Ex-minister: Israeli universities can't compete with US institutions

Prof. Daniel Hershkowitz says 20% of faculty members in the computer departments of leading US universities are Israeli.

Hershkowitz cellphone 311 (photo credit: Courtesy)
Hershkowitz cellphone 311
(photo credit: Courtesy)
The recent announcement that two American-Israeli professors will share the Nobel Prize in chemistry has engendered some soul-searching among those who lament the state of the country’s cash-strapped academic system.
Prof. Arieh Warshel, who was born in Israel and now lives in California, and Prof. Michael Levitt, a South African native who made aliya and now splits his time between the US and Israel, are sharing the prize – and the $1.25 million – with Prof. Martin Karplus, an Austrian native who fled to the US before the Holocaust.
Warshel and Levitt are Israel’s 11th and 12th Nobel Prize laureates.
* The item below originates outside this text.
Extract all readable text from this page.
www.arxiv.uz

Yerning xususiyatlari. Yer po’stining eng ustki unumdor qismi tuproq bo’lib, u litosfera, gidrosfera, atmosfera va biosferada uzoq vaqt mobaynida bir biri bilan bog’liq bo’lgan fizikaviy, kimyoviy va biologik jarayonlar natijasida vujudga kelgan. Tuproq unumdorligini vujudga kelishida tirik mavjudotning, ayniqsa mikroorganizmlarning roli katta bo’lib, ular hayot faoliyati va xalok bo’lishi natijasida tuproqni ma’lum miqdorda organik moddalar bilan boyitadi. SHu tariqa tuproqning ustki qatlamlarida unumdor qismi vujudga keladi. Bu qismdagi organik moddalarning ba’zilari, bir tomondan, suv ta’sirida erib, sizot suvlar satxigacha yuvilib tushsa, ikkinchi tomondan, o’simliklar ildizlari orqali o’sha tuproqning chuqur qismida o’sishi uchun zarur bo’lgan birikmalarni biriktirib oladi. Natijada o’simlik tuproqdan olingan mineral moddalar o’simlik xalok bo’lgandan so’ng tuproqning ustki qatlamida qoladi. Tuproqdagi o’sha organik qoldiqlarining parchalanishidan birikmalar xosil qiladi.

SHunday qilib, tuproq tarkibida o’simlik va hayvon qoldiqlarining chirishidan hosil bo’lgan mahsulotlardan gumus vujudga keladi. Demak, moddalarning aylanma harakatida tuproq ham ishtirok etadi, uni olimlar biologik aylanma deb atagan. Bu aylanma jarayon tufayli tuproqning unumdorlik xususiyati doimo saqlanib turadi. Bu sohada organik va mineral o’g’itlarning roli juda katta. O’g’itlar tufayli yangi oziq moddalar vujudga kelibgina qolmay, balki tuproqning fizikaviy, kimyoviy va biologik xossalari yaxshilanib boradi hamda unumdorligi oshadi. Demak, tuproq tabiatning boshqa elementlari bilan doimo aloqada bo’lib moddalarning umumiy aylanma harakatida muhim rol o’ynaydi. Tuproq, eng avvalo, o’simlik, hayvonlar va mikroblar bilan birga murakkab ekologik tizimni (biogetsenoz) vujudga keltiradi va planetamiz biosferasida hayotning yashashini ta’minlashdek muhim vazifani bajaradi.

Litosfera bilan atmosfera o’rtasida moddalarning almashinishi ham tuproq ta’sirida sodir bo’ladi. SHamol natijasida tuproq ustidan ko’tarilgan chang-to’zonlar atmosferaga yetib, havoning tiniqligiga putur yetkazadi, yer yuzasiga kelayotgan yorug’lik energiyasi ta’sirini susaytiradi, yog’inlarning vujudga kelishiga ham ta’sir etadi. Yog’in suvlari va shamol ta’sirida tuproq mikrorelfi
Prof. Daniel Hershkowitz, the former minister of science and technology who left politics to take up the presidency of Bar-Ilan University, told Israel Radio that Israeli universities and colleges “simply cannot compete” with American institutions of higher learning that have the financial wherewithal to offer the country’s brightest minds better terms and salaries.
According to Hershkowitz, 20 percent of faculty members in the computer departments of leading American universities are Israeli.
Prof. Moshe Bar, he, too, of Bar-Ilan, believes that most Israeli scientists who are based abroad would prefer to return home, but are unable to because of the economic realities.